To view the exhibit is to get lost in time—to learn from the history of pertinent moments in the Civil Rights struggle, like Freedom Summer; the murder of Goodman, Cheney, and Schwerner; Bloody Sunday; the successful Selma to Montgomery march two weeks later; the freeing of Nelson Mandela; and the election of Barack Obama, among a host of other events. Among the most remarkable photographs are some of Julian Bond, who recounted his youth as a son of a college president and having W.E.B. Du Bois and Albert Einstein come for regular visits to his home; a picture of John Lewis in a hospital bed after the beating he suffered on Bloody Sunday; a photo of King, Young, Lewis, and Abernathy lying on the ground during the Selma to Montgomery march; and a photograph taken by Steve Shapiro of John Lewis throwing a single rose petal in Montreat’s Lake Susan after learning of the death of Julian Bond.

But more than just a walk through history, the exhibit shows a deep and abiding intimacy between Wade and these key leaders, reflected in heartfelt signatures that adorn many of the photographs. It is in these relationships that transcend the barriers fostered by color that transformative Love can be seen—the kind Wade suggests we all might learn to share.
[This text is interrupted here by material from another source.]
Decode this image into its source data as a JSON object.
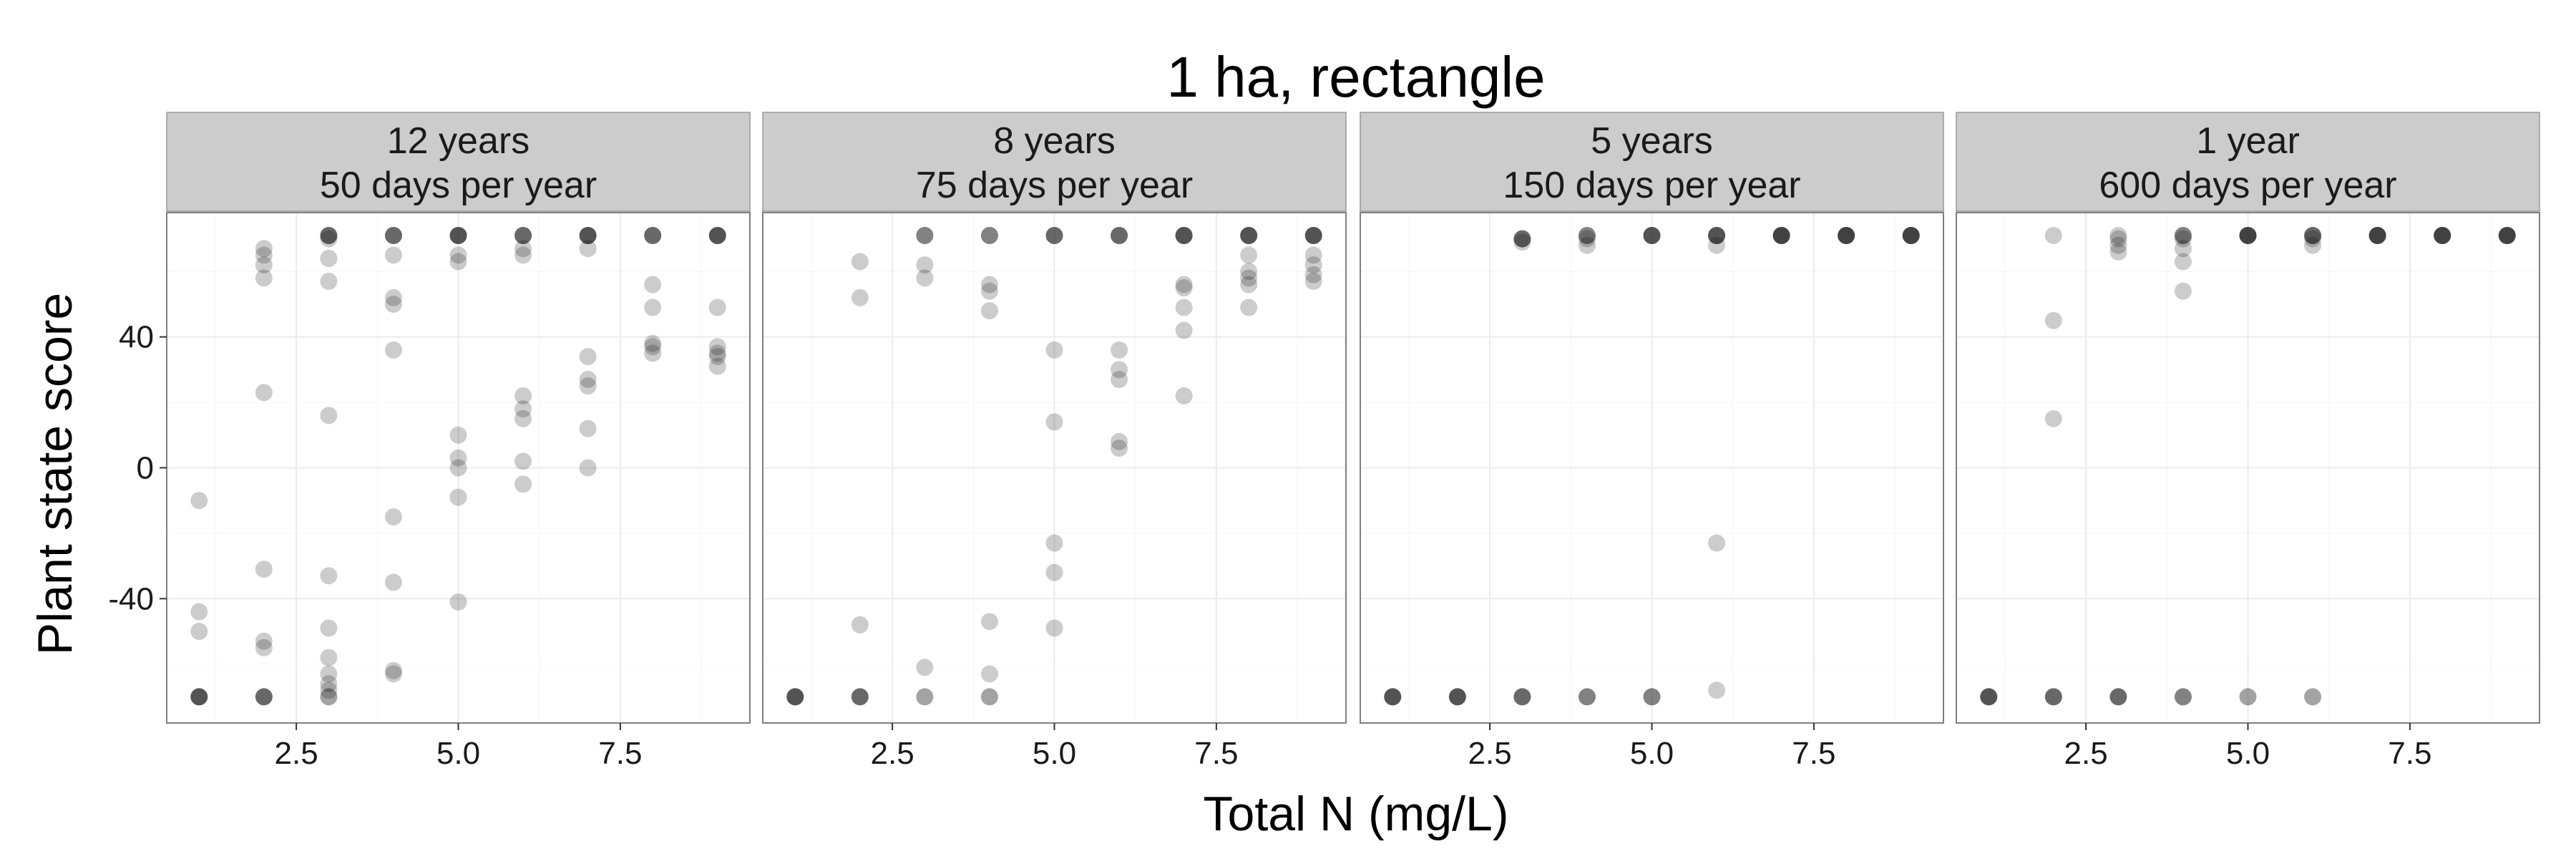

In recent years, Wade has continued the activism of his famous friends—most now receiving their Heavenly reward after valiant lives of self-sacrifice and struggle. He calls himself an “accidental activist” who happened into a scenario that changed his life forever. He has continued their work and inspired countless others, including a plethora of young people at places like Montreat, to join the movement for justice. The exhibit is a challenge to all who view it to recognize that change comes from ordinary people standing up and working to overcome evil and injustice in this world as coworkers with God.

This exhibit of an ordinary man deemed white who surrendered his privilege to stand arm and arm with Black activists is a challenge to all to know that we each have a role to play if we would like to see a better world. It is a call to engage in a struggle that is bigger than any of us, but worthy of all of us. It offers an imperative to each of its viewers to get involved in this necessary work.

The exhibit “I am a Witness.” is located on the second floor of UPSem Charlotte outside the doors of the Center for Social Justice and Reconciliation office. It will be open to the public in the fall of this year.


Rodney S. Sadler Jr. is an ordained Baptist minister and is Associate Professor of Bible and Director of the Center for Social Justice and Reconciliation at Union Presbyterian Seminary. His teaching experience includes courses in biblical languages, Old and New Testament interpretation, wisdom literature in the Bible, the history and religion of ancient Israel, and African American biblical interpretation. His first authored book, Can A Cushite Change His Skin? An Examination of Race, Ethnicity, and Othering in the Hebrew Bible, was published in 2005. He frequently lectures within the church and the community on Race in the Bible, African American Biblical Interpretation, the Image of Jesus, Biblical Archaeology, and the Dead Sea Scrolls. He is the managing editor of the African-American Devotional Bible.